チャリ旅での情報源は、昭文社の「ツーリングマップル」という地図ガイド。温泉やキャンプ場の特長、道路の情報が載っていて重宝する。地図を頼りに、見知らぬ場所へ行くのは楽しいものだ。

  相棒のミホと鹿児島から熊本に向かうページを開くと“つなぎ温泉・不知火海を望む展望露天風呂”という文に目がとまった。その頃、道行くたびに花咲く桜を 見かけるようになっていた。九州に上陸した頃は、まだツボミで風に吹かれても動かないほどだった。ゆらめく花びらの動きは、冬眠からさめた“春”の到来を 感じさせてくれる存在だった。

「つなぎ温泉で九州の海を眺め、そして風呂上がりの花見だ!」と、ペダルを漕ぐ足に力が入る。

 ところが温泉に着いてみると電気もついてなく、休館であったんだ。地図を頼りにすると、時にはこんな事もある。宿泊はあきらめようとしたところ清掃のおば さんを発見。思わず、引き止めた。汗まみれのうちらをふびんに思ったのか「シャワーだけなら入れるよ」と、空っぽの湯船で汗を洗い流させてくれた。そして 近くの土産店裏に桜を発見した。
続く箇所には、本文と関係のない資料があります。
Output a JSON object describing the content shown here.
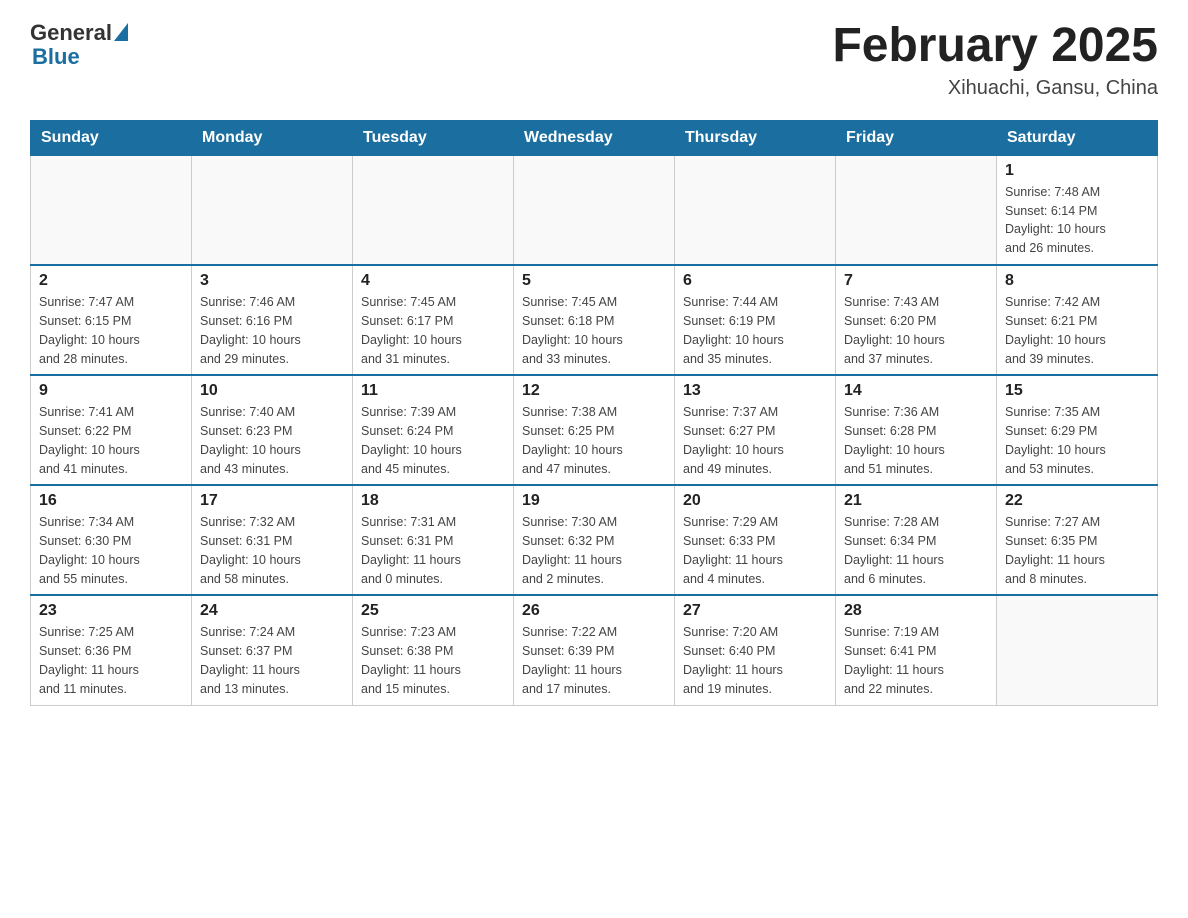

芝生もあり、お花見には最適だ。店の人の好意で、桜の前にテントを張る。お花見といえば、酒だ。もう日が 沈もうとしていたが、坂道の向こうまでチャリを飛ばし、探した。そこでビールをしこたま買い込むと、酒屋のおばさんは酒屋の名前が入ったタオルをくれた。 ビールを求めて、わざわざ買いにきたのがバレたみたいで恥ずかしかったが、タオルはありがたかった。

帰る頃には日も暮れていて、桜の木の下に戻ると、驚いたことにライトアップが始まっていた。近くには優美なアーチ形の古びた石橋と河川敷の石畳があって、 そこにもオレンジのライトが照らされていた。なんだか明治時代の文学者が、ハカマ姿で橋の上を歩く姿が思い浮かび、まるで切り取ったセピア色の写真のよ う。幻想的な風景であった。

うちらだけの貸切花見は、休館日で人がいないから。温泉は入れなかったけど、色々な人が親切にしてくれた日で もあった。ほろ酔い気分でテントに入ったうちらは、テントの天井に張りついた花びらのシルエットを眺めながら「昔の人も同じ桜を見ていたんだな」と大きな 桜に包まれて夢の世界に沈んでいくのだった。